本公开实施例的一种语音播报的方法,包括:接收到语音播报操作时,生成语音播报指令;根据所述语音播报指令在当前的网页界面从当前聚焦节点开始中查找节点;当所述节点为目标节点时,播报所述目标节点的文本内容;其中,所述目标节点为具有文本信息的不具有子节点的节点。采用本公开实施例,当接收到语音播报操作时,在当前的网页界面从当前的聚焦节点开始查找具有文本信息且不具有子节点的节点,查找出目标节点,将该目标节点的文本内容进行播报,通过本公开实施例提供的方法,能够解决现有技术中在进行语音播报时漏掉很多非聚焦元素的正文信息的问题,进行语音播报的过程中保证所有需播放内容的完整播报。
附图说明
图1为本公开实施例一提供的语音播报方法的流程示意图;
图2为本公开实施例二提供的语音播报方法的流程示意图;
图3为本公开实施例三提供的语音播报方法的流程示意图;
图4为本公开实施例四提供的节点重构方法的流程示意图;
图5为本公开实施例五提供的一种语音播报装置的结构示意图;
图6为本公开实施例五提供的另一种语音播报装置的结构示意图;
图7为本公开实施例五提供的重构单元的结构示意图;
图8为本公开实施例六提供的一种语音播报装置的结构示意图。
具体实施方式
下面结合附图对技术方案的实施作进一步的详细描述。
实施例一
本公开实施例一提供语音播报方法,如图1所示,所述方法包括:
S101、接收到语音播报操作时,生成语音播报指令;
具体的,当终端接收到用户对终端的语音播报操作时,基于语音播报操作的触发生成语音播报指令。这里,终端可包括具有触摸屏来接收用户的触摸操作的终端、通过功能按键对终端进行控制操作的终端,也可包括通过语音进行控制操作的终端,对具体的终端的类型不做任何限制,只要能够接收用户操作即可。

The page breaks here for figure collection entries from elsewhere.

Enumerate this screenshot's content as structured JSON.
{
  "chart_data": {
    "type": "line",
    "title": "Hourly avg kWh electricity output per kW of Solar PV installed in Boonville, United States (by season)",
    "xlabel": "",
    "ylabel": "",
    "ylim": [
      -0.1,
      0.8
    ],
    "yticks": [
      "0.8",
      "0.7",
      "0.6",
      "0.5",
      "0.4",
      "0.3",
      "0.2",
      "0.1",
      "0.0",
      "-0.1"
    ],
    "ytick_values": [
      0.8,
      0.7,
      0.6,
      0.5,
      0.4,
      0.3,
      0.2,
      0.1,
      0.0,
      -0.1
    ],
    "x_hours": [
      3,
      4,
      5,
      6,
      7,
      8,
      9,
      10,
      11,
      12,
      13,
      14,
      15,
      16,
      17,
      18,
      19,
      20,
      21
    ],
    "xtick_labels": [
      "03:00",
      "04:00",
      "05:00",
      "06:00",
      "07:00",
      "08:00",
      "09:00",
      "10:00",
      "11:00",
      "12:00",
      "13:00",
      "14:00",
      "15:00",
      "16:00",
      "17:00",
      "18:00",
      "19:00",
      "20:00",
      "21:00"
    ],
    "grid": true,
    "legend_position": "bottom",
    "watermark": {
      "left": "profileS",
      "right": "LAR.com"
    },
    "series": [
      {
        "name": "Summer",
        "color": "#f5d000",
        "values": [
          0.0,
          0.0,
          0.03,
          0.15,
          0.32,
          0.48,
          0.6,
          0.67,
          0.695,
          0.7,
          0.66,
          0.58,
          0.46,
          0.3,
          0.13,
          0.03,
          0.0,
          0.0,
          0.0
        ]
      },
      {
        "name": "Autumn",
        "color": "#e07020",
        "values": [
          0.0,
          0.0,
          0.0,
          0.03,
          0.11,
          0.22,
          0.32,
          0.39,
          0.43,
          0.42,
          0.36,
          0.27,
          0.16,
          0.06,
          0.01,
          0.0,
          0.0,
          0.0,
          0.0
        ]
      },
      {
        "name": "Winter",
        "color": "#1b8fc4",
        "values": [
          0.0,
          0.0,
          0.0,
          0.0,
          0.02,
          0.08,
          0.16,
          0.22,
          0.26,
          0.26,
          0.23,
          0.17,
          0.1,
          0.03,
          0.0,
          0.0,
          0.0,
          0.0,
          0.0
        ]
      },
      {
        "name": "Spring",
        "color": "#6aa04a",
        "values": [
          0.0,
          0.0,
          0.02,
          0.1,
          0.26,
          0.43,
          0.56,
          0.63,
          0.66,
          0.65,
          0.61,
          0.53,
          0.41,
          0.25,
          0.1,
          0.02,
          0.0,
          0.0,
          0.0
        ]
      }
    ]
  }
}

这里,当终端接收到用户的操作时,判断接收到的操作与预设的语音播报操作是否一致,当一致时,确定接收到语音播报操作。语音播报操作的具体的形式不做限制,比如: 按键终端的方向键中的上按键、触摸屏终端的双触摸点滑动、触摸屏终端上接收到的预设轨迹的操作或一段预设的语音等,这些可由系统进行配置,也可由用户进行设置。
S102、根据所述语音播报指令在当前的网页界面从当前聚焦节点开始查找节点;
当终端生成语音播报指令时,确定接收到用户触发语音播报过程,此时,在终端当前的网页界面从当前聚焦节点开始查找节点。这里,网页界面可为浏览器的网页界面,比如UC,也可为终端上安装的应用程序的网页界面,比如:网易新闻APP。当前的聚焦节点为当前用户界面的作用点,比如,当接收到的语音播报操作为触屏操作时,此时,聚焦节点接收触屏操作的坐标对应的点;当接收的语音播报操作为按键操作时,可将本次操作之前的上一次操作作用的作用点作为当前聚焦点。这里,也可将网页界面的第一个节点作为接收到语音播报操作时的当前聚焦点,当接收到语音播报操作时,从网页界面的第一个节点开始查找节点。这里,当前聚焦节点可根据需要进行设置。
这里,当终端生成语音播报指令时,当前聚焦的节点为终端在接收到语音播报操作之前最后一次操作所对应的坐标对应的节点。
需要说明的是,网页的结构可根据DOM,节点树来进行解析,网页的超文本标记语言(Hypertext Markup Language,HTML)文档中的每个成分都是一个节点。网页的整个文档是一个文档节点,每个HTML标签是一个元素节点,包含在HTML元素中的文本是文本节点。每一个HTML属性是一个属性节点,注释属于注释节点。节点彼此都有等级关系。HTML文档中的所有节点组成了一个文档树(或节点树)。HTML文档中的每个元素、属性、文本等都代表着树中的一个节点。树起始于文档节点,并由此继续伸出枝条,直到处于这棵节点树最低级别的所有文本节点为止。
S103、当所述节点为目标节点时,播报所述目标节点的文本内容;其中,所述目标节点为具有文本信息的不具有子节点且不响应操作事件的节点。
这里,在播报所述目标节点的文本内容之前,所述方法还包括:确定所述节点为不响应操作事件的节点时,确定所述节点为非可聚焦节点;确定所述非可聚焦节点为网页文本对象模型DOM中不包括子节点的节点元素时,确定所述节点为叶节点;判断所述叶节点的文本长度;当所述叶节点的文本长度大于预设的长度阈值时,确定所述节点为目标节点。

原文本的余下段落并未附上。